IHOA - Instituto e Hospital Oftalmológico de Anápolis (GO) — Prova 2016
Com relação ás consultas baseadas em informações fornecidas por telefone, de acordo com o Código de Ética Médica, pode-se afirmar que:
Código de Ética Médica: Prescrever tratamento sem exame físico direto pode configurar infração ética, especialmente em teleconsultas.
O Código de Ética Médica enfatiza a importância do exame físico direto para a segurança do paciente e a acurácia diagnóstica. Prescrições baseadas apenas em informações telefônicas, sem uma avaliação completa, aumentam o risco de erros e podem levar a infrações éticas, mesmo que o médico conheça o paciente.

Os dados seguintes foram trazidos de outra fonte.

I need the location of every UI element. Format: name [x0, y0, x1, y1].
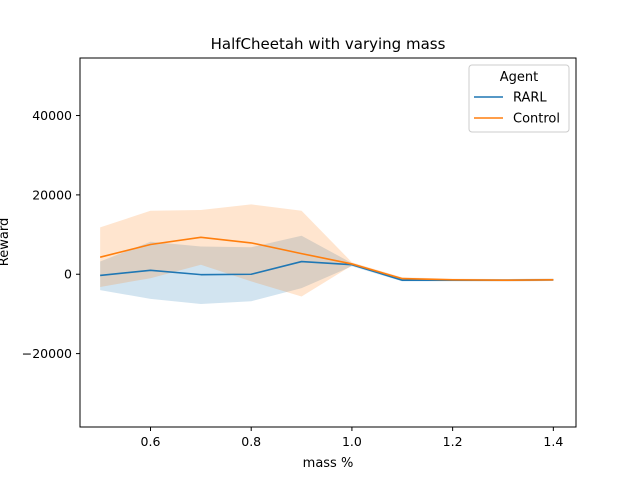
rarl-band [100, 235, 554, 304]
x-tick-label: 1.2 [443, 434, 463, 449]
series-lines [99, 236, 554, 281]
control-legend-label: Control [513, 112, 560, 127]
x-tick-label: 0.8 [241, 434, 261, 449]
control-band [100, 204, 554, 297]
y-axis: −20000 0 20000 40000 [22, 108, 80, 361]
plot-frame [79, 57, 577, 428]
y-tick-label: 0 [64, 267, 72, 282]
control-line [99, 236, 554, 281]
y-tick-label: 40000 [32, 108, 72, 123]
confidence-bands [100, 204, 554, 304]
legend-box [468, 64, 570, 133]
x-axis: 0.6 0.8 1.0 1.2 1.4 [141, 427, 563, 449]
legend: Agent RARL Control [468, 64, 570, 133]
x-tick-label: 0.6 [141, 434, 161, 449]
legend-entries: RARL Control [474, 91, 560, 127]
chart-title: HalfCheetah with varying mass [211, 35, 446, 53]
x-axis-label: mass % [303, 456, 354, 471]
rarl-legend-label: RARL [513, 91, 547, 106]
x-tick-label: 1.0 [342, 434, 362, 449]
legend-title: Agent [500, 70, 538, 85]
y-axis-label: Reward [0, 218, 12, 266]
x-tick-label: 1.4 [543, 434, 563, 449]
y-tick-label: 20000 [32, 187, 72, 202]
y-tick-label: −20000 [22, 346, 72, 361]
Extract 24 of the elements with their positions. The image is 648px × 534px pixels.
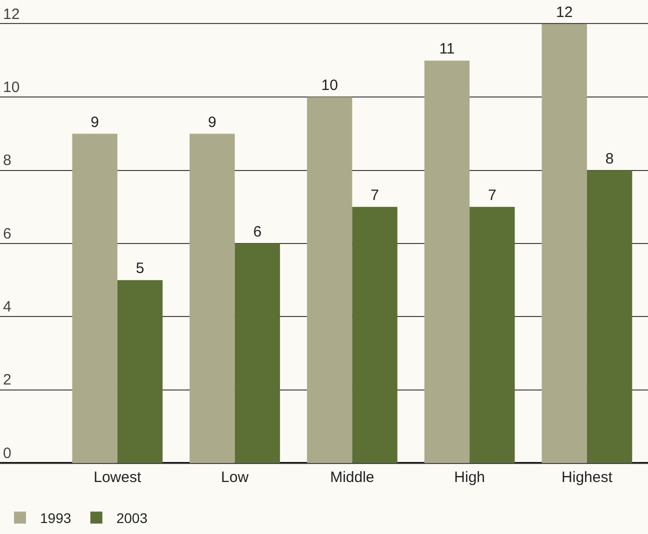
data-label: 12	[556, 4, 573, 21]
y-tick-label: 0	[3, 444, 12, 462]
data-label: 7	[488, 186, 496, 204]
x-tick-label: Highest	[562, 469, 614, 486]
legend-label: 1993	[40, 510, 72, 526]
x-tick-label: Low	[221, 469, 249, 486]
data-label: 9	[90, 114, 99, 131]
data-label: 8	[605, 150, 614, 168]
data-label: 7	[370, 186, 379, 204]
x-tick-label: High	[454, 469, 485, 486]
y-tick-label: 12	[3, 6, 20, 23]
y-tick-label: 4	[3, 298, 12, 316]
data-label: 9	[208, 114, 216, 131]
y-tick-label: 6	[3, 225, 12, 242]
y-tick-label: 10	[3, 78, 20, 96]
y-tick-label: 2	[3, 372, 12, 389]
data-label: 6	[253, 224, 262, 240]
legend-label: 2003	[116, 510, 148, 526]
y-tick-label: 8	[3, 152, 12, 170]
data-label: 5	[136, 260, 144, 278]
x-tick-label: Lowest	[94, 469, 142, 486]
x-tick-label: Middle	[330, 469, 374, 486]
data-label: 10	[321, 77, 338, 94]
data-label: 11	[439, 40, 455, 58]
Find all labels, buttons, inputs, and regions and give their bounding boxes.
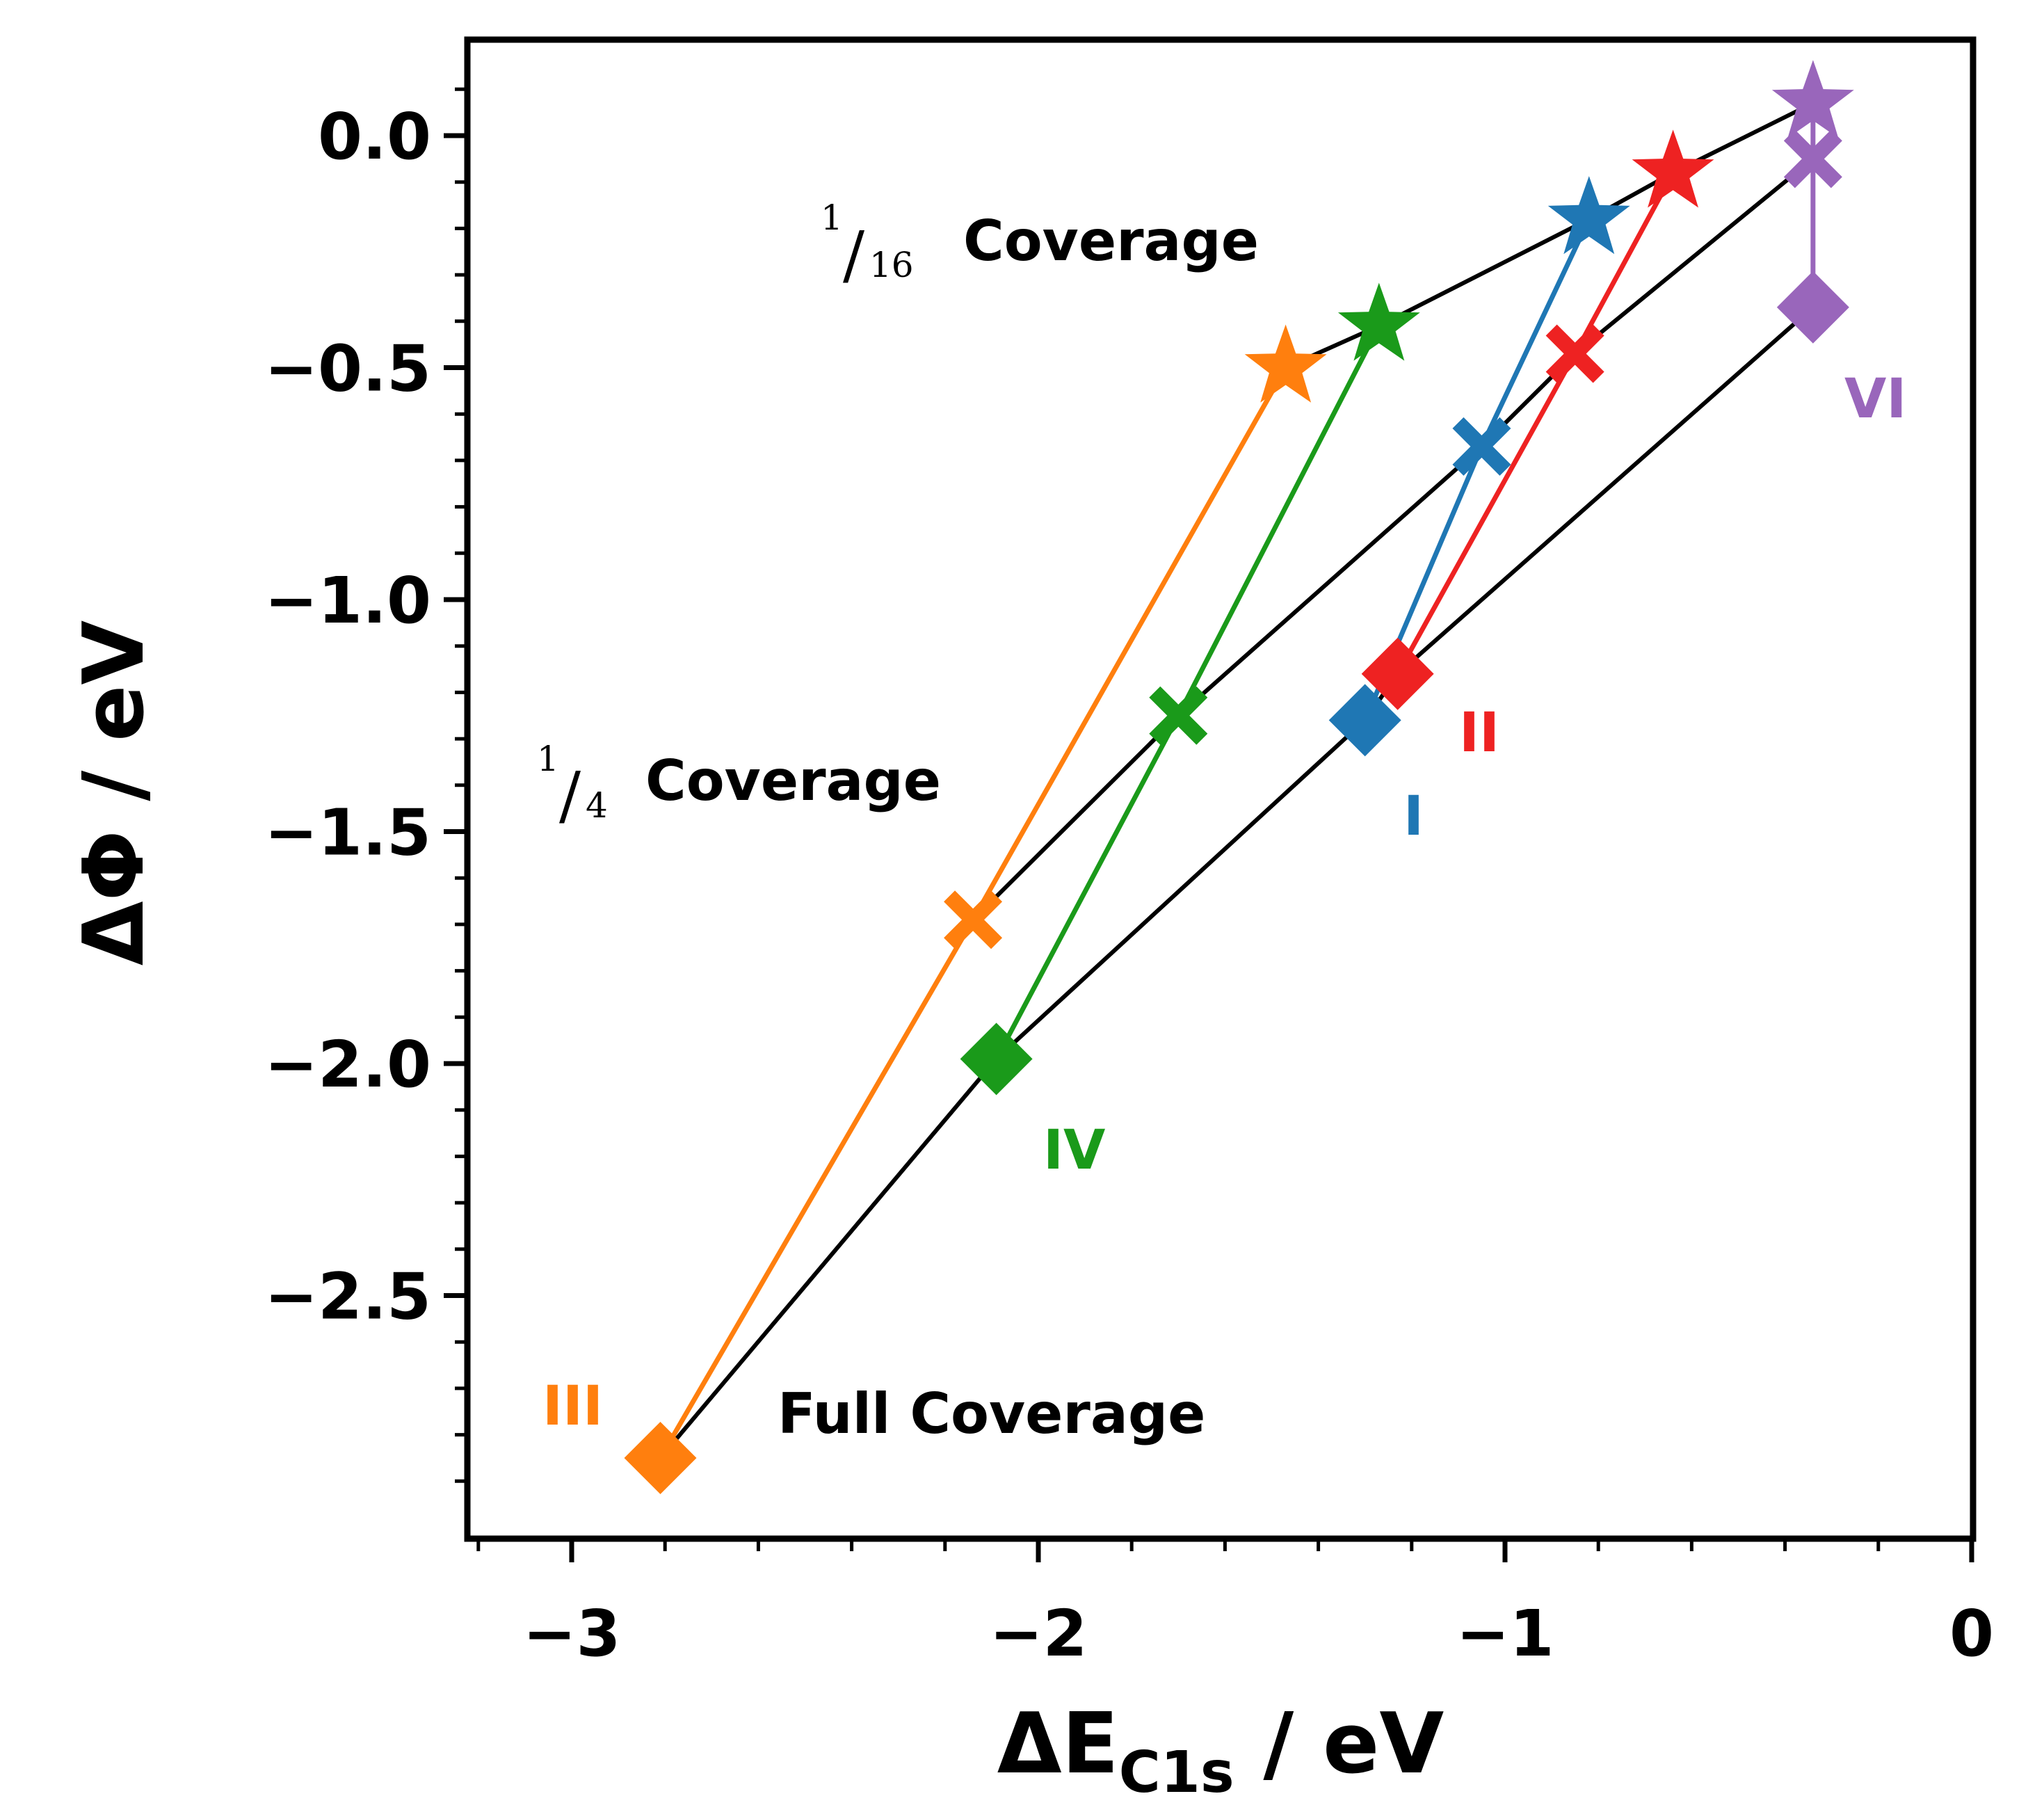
x-marker	[1149, 686, 1208, 745]
coverage-4-text: Coverage	[645, 748, 941, 813]
y-tick-label: −1.5	[264, 796, 431, 870]
y-axis-title: ΔΦ / eV	[66, 620, 163, 966]
coverage-4-denominator: 4	[586, 785, 608, 826]
coverage-16-denominator: 16	[869, 245, 914, 285]
data-markers	[624, 60, 1854, 1494]
x-axis-title-subscript: C1s	[1119, 1740, 1234, 1806]
coverage-16-label: 1 / 16 Coverage	[821, 198, 1259, 292]
coverage-4-label: 1 / 4 Coverage	[537, 739, 941, 833]
star-marker	[1244, 324, 1327, 403]
x-marker	[1783, 129, 1842, 189]
star-marker	[1337, 282, 1420, 361]
y-tick-label: −0.5	[264, 332, 431, 406]
star-marker	[1547, 176, 1630, 255]
star-marker	[1771, 60, 1854, 138]
diamond-marker	[1328, 684, 1401, 757]
axis-ticks	[444, 87, 1974, 1562]
x-tick-label: −3	[522, 1596, 620, 1671]
x-tick-label: 0	[1949, 1596, 1994, 1671]
series-label-II: II	[1459, 702, 1499, 764]
plot-frame	[464, 36, 1977, 1542]
x-tick-label: −2	[989, 1596, 1087, 1671]
x-marker	[1452, 417, 1511, 476]
y-tick-label: −2.5	[264, 1260, 431, 1334]
y-tick-label: −1.0	[264, 563, 431, 638]
coverage-16-numerator: 1	[821, 198, 843, 238]
full-coverage-label: Full Coverage	[778, 1381, 1205, 1446]
x-marker	[1545, 324, 1604, 383]
star-marker	[1632, 129, 1714, 208]
x-axis-title-main: ΔE	[997, 1696, 1119, 1793]
x-axis-title-unit: / eV	[1234, 1696, 1445, 1793]
y-tick-label: −2.0	[264, 1027, 431, 1102]
y-tick-label: 0.0	[318, 99, 431, 174]
diamond-marker	[1361, 637, 1434, 710]
series-line-IV	[994, 324, 1381, 1060]
coverage-4-slash: /	[559, 758, 581, 833]
diamond-marker	[960, 1023, 1033, 1096]
series-label-VI: VI	[1844, 368, 1906, 431]
x-axis-title: ΔEC1s / eV	[997, 1696, 1445, 1806]
diamond-marker	[624, 1421, 697, 1494]
coverage-line	[659, 305, 1814, 1459]
series-label-IV: IV	[1043, 1119, 1105, 1182]
coverage-16-slash: /	[843, 218, 864, 292]
coverage-16-text: Coverage	[963, 209, 1259, 273]
coverage-4-numerator: 1	[537, 739, 559, 779]
series-label-III: III	[542, 1375, 603, 1438]
series-label-I: I	[1403, 785, 1424, 848]
diamond-marker	[1776, 271, 1849, 344]
tick-labels: 0.0 −0.5 −1.0 −1.5 −2.0 −2.5 −3 −2 −1 0	[264, 99, 1994, 1671]
x-marker	[944, 890, 1003, 949]
x-tick-label: −1	[1456, 1596, 1554, 1671]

O Código de Ética Médica (CEM) brasileiro é um documento fundamental que rege a conduta dos profissionais de medicina, visando a proteção do paciente e a dignidade da profissão. Um dos princípios basilares é a necessidade de uma relação médico-paciente baseada na confiança e na avaliação clínica completa, que frequentemente inclui o exame físico. A evolução da tecnologia trouxe a telemedicina e as consultas por telefone, que, embora ofereçam conveniência, também impõem desafios éticos. Historicamente, o CEM tem sido cauteloso quanto à prescrição de tratamentos sem o contato direto com o paciente, devido aos riscos inerentes de uma avaliação incompleta. A ausência do exame físico pode levar a erros diagnósticos, atraso no reconhecimento de condições graves e tratamentos inadequados, comprometendo a segurança do paciente. A responsabilidade do médico é sempre garantir a melhor assistência, e isso geralmente exige uma avaliação presencial. Embora a regulamentação da telemedicina tenha avançado, permitindo certas modalidades de atendimento à distância, a premissa de que o médico deve agir com o máximo de zelo e prudência permanece. Prescrever um fármaco ou tratamento sem ter examinado o paciente, especialmente uma criança, pode ser considerado uma infração ética, pois o médico assume o risco de não ter todas as informações necessárias para uma decisão clínica segura e eficaz. A exceção seria em situações de emergência ou em contextos de telemedicina bem estabelecidos e regulamentados, onde a avaliação à distância é validada e segura.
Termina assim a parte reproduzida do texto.